The announcement of a Primary Sector Council to provide advice to the Government on issues confronting the primary industry will amount to nothing more than lip-service to one of the most important sectors in our economy, National’s spokesperson for Agriculture Nathan Guy says.
“The Minister for Agriculture has convened a group of well-intentioned individuals to map out the future direction of primary industries in New Zealand but it seems that no matter what they ultimately recommend, the Coalition Government will be held to ransom by the demands of the Greens.
“Farmers and growers already fear this Government hasn’t got their backs and are getting ready for more red tape and more rules and regulations that will increase costs and put a handbrake on our competitiveness in world markets.
“At the end of the day this group is not going to have any power to influence change within the Coalition and, therefore, on the front line.
“The Council doesn’t include a heavy hitter from the dairy industry, which is a real concern, given the Government is currently conducting a year-long, wide-ranging review of this sector.

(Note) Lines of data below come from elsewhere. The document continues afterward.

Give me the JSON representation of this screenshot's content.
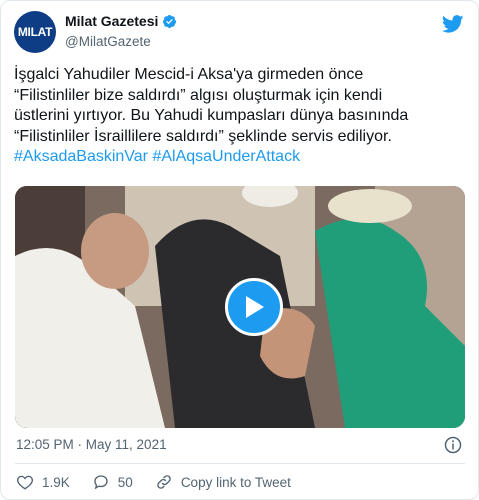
{
  "account": {
    "display_name": "Milat Gazetesi",
    "handle": "@MilatGazete",
    "avatar_text": "MILAT"
  },
  "tweet": {
    "body": "İşgalci Yahudiler Mescid-i Aksa'ya girmeden önce\n“Filistinliler bize saldırdı” algısı oluşturmak için kendi\nüstlerini yırtıyor. Bu Yahudi kumpasları dünya basınında\n“Filistinliler İsraillilere saldırdı” şeklinde servis ediliyor.",
    "hashtags": "#AksadaBaskinVar #AlAqsaUnderAttack",
    "timestamp": "12:05 PM · May 11, 2021"
  },
  "actions": {
    "likes": "1.9K",
    "replies": "50",
    "share_label": "Copy link to Tweet"
  },
  "colors": {
    "accent": "#1d9bf0",
    "avatar_bg": "#0e3d86"
  },
  "icons": [
    "verified-icon",
    "twitter-bird-icon",
    "play-icon",
    "info-icon",
    "heart-icon",
    "reply-icon",
    "link-icon"
  ]
}
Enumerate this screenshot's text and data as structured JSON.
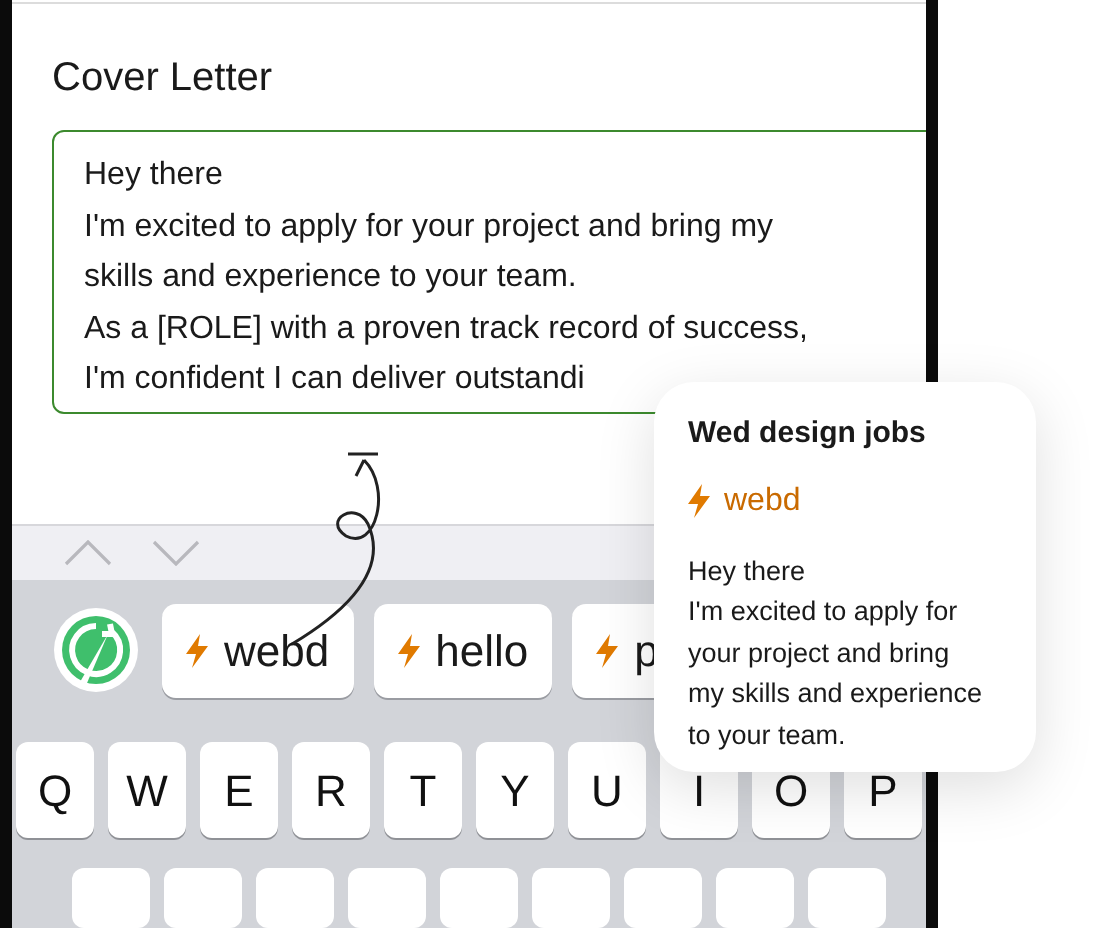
{
  "form": {
    "label": "Cover Letter",
    "lines": [
      "Hey there",
      "I'm excited to apply for your project and bring my",
      "skills and experience to your team.",
      "As a [ROLE] with a proven track record of success,",
      "I'm confident I can deliver outstandi"
    ],
    "focused": true
  },
  "suggestions": [
    {
      "label": "webd"
    },
    {
      "label": "hello"
    },
    {
      "label": "p"
    }
  ],
  "keys": [
    "Q",
    "W",
    "E",
    "R",
    "T",
    "Y",
    "U",
    "I",
    "O",
    "P"
  ],
  "popup": {
    "title": "Wed design jobs",
    "shortcut": "webd",
    "body": [
      "Hey there",
      "I'm excited to apply for",
      "your project and bring",
      "my skills and experience",
      "to your team."
    ]
  }
}
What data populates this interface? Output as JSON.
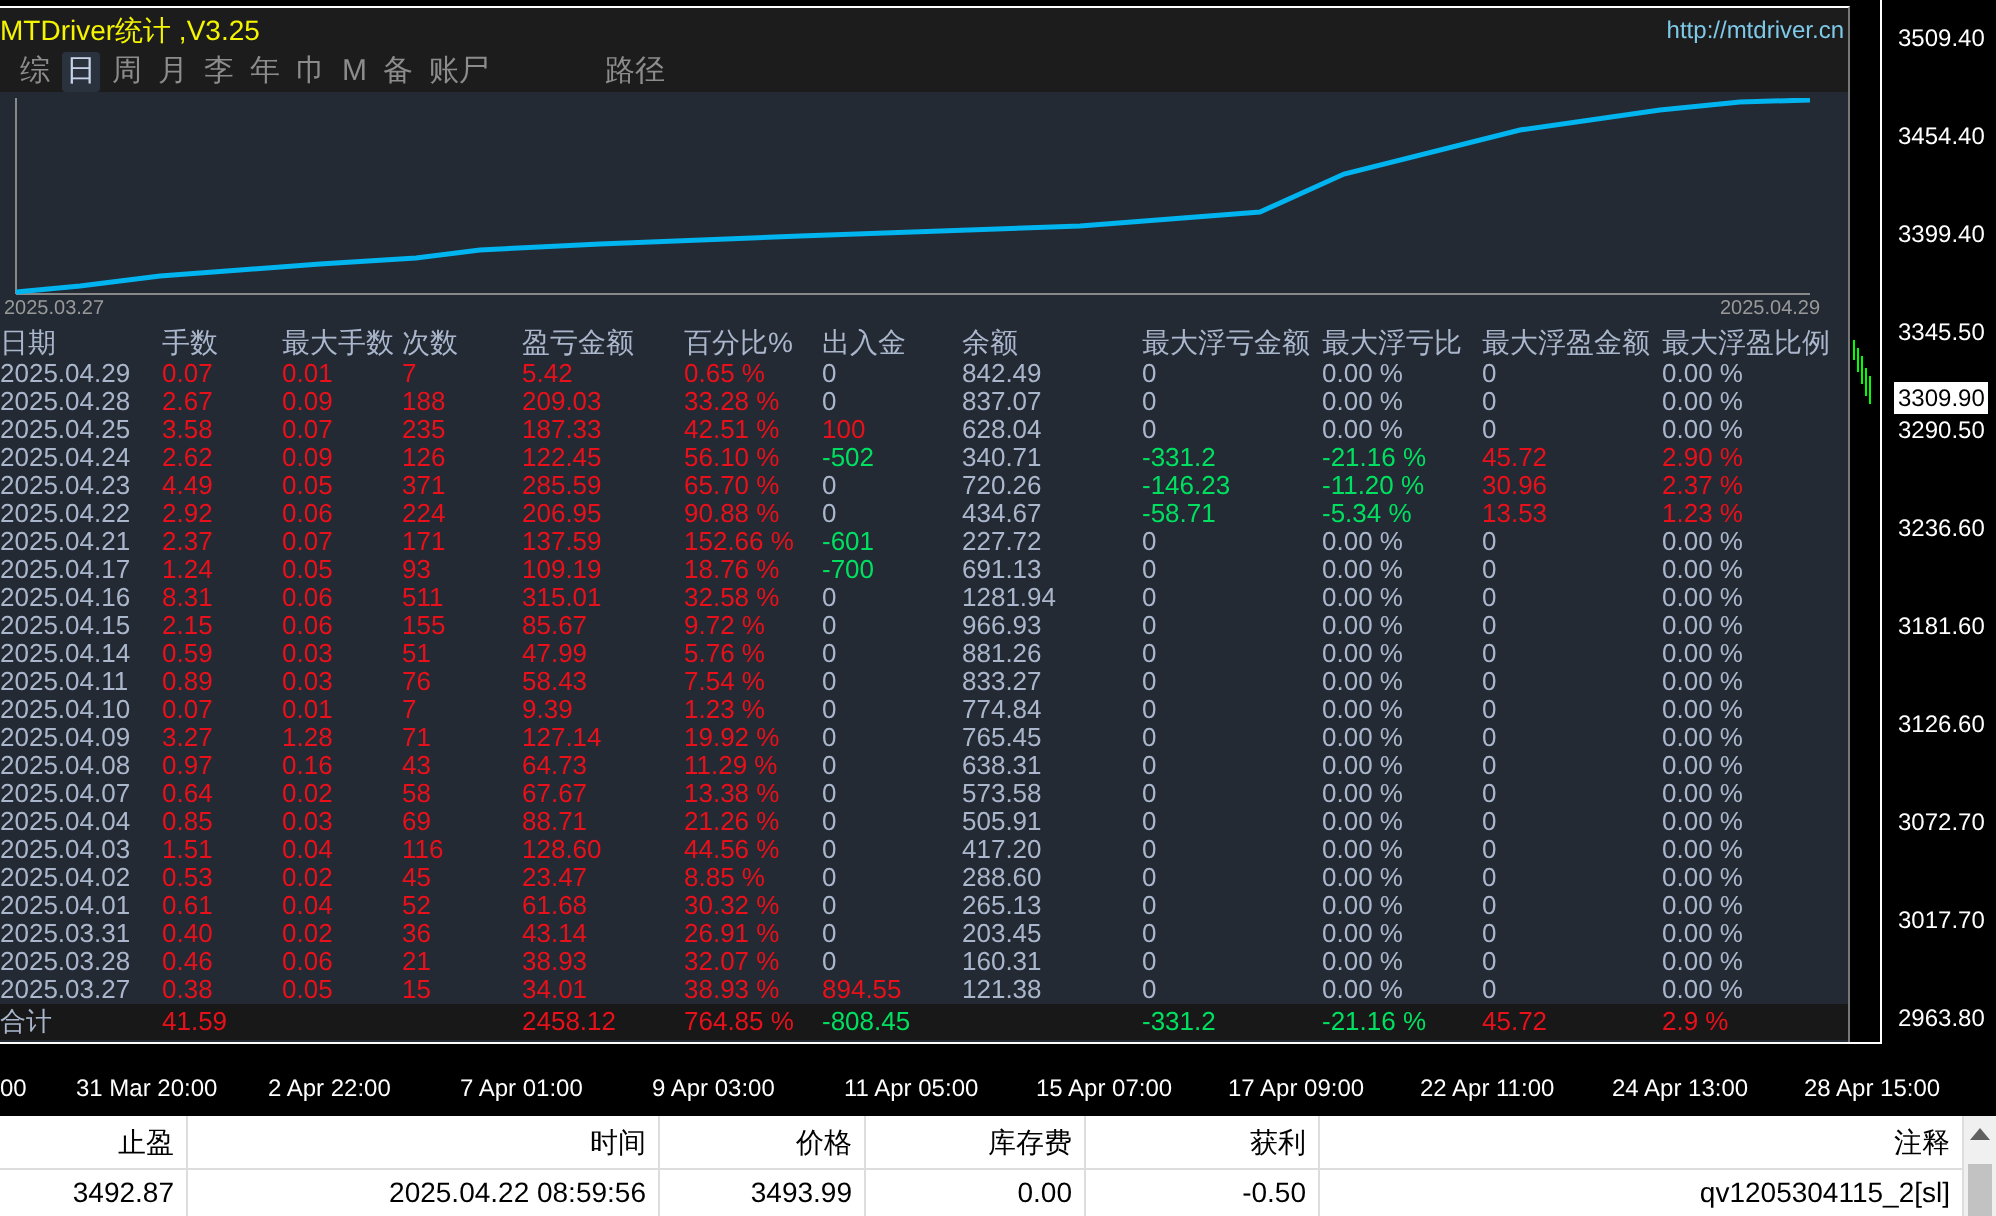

“Dairy farmers and industry leaders will see this as another sign they are going to get dealt to by this Government.
“A cynic would question why the Minister hasn’t released any terms of reference, riding instructions or how much the Council will cost – the public is being asked to pay for a committee that nobody knows what it is trying to achieve.
“For the Minister to have to convene such a group simply proves he hasn’t done any policy planning during the nine years he sat in Opposition and now needs a committee to dream ideas up for him.
“With any luck their recommendations will be better than his – in the short six months he’s held this portfolio he has killed Government funding for water storage projects, signed-off a costly rebranding exercise of MPI, robbed $17 million from research and developments programmes, cut funding to rural mental health support and already appears to be rolling over to the Greens and hauling agriculture into the ETS,” Mr Guy says.